Call center vendors evolving to keep pace with a dynamic market
One thing that is certain—outsourcers have matured significantly. Fierce competition over the years has prompted top vendors to adopt rigorous internal standards, and many have been recognized by the call center industry for world-class processes, technology and training. Likewise, businesses have developed a deeper trust in their outsourcing partners’ abilities to manage the customer experience—many of which have expanded well beyond basic order processing or first-tier calls to handling complex issues requiring advanced problem-solving skills and an in-depth knowledge of a brand’s products, culture and vision.

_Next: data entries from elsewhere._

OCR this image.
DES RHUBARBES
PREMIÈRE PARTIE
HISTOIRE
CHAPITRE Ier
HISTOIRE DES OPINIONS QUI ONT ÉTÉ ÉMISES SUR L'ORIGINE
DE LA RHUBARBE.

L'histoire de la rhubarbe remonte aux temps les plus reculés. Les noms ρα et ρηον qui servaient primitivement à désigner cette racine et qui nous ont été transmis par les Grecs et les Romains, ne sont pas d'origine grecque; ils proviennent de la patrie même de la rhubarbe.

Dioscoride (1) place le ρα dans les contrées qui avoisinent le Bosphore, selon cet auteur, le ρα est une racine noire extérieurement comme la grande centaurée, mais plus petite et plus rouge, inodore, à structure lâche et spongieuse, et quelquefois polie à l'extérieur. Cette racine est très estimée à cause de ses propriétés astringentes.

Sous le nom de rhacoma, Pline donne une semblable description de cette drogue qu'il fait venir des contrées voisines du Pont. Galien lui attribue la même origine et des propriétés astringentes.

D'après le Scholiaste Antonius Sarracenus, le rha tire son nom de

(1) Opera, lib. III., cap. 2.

Today’s dynamic customer-centric market offers even more opportunities to develop synergy between call center vendors and businesses. BPOs can provide specialized services for a single channel or function, or support a variety of combinations including voice, email, chat, back office, tech support, customer service, claims processing, help desk and more. Some vendors also provide leading-edge systems and tools like predictive analysis to not only identify opportunities to improve customer service but to deliver insights to drive innovation and revenue for the business.
Industry expansion means more choices
In the 1990s, a smaller industry meant less competition and fewer partners from which to choose. Today’s call center industry is moving at the speed of light—with providers continuously evolving to keep ahead of clients’ and customers’ expectations, skills requirements, emerging channels, systems security, and data and knowledge management.
These days, the industry is definitely much too large to put your arms around, but we see that as a good thing. A wider range of choices means that it’s more likely that there is a provider out there that more precisely matches your call center outsourcing and BPO requirements on all levels—strategic, technical and human.
Undoubtedly, the breadth of the industry makes finding the right partner seem like a daunting task. Gartner’s Magic Quadrant gives us a view of the top with its ranking of the largest call center BPO vendors in the world. But keep in mind that these rankings are subjective, and they are geared specifically toward Gartner’s client base of large enterprises. And that begs the question: Just how big is this slice of the market? What percentage of total call center and BPO-related outsourcing is handled by these large vendors?
What about the call center vendors that are considered too small or niche to make it onto the ranking lists? What about vendors in emerging markets? There are countless relatively unknown vendors that have been chipping away at the larger providers’ market share for years. How many are out there, and who are they? Which ones are ascending or declining? Which call center markets are saturated? Which vendors are acquisition targets? Who’s winning or losing “deals”? What’s the next red-hot offshore market? These are the types of questions that are mulled over at call center conferences and in boardrooms on both the buyer’s and provider’s sides.
The call center industry’s dizzying pace of growth renders conventional market research reports outdated almost as soon as they’re released.
So where can you turn for answers?
Tap into alternative resources. Reach out to other leaders, providers and industry professionals to gain a broader understanding of the call center vendor landscape. Sharing data points and exchanging real-world information among peers is essential to stay up to date on emerging trends and key players in an industry that’s in a constant state of flux. There is a great deal that we can learn from each other.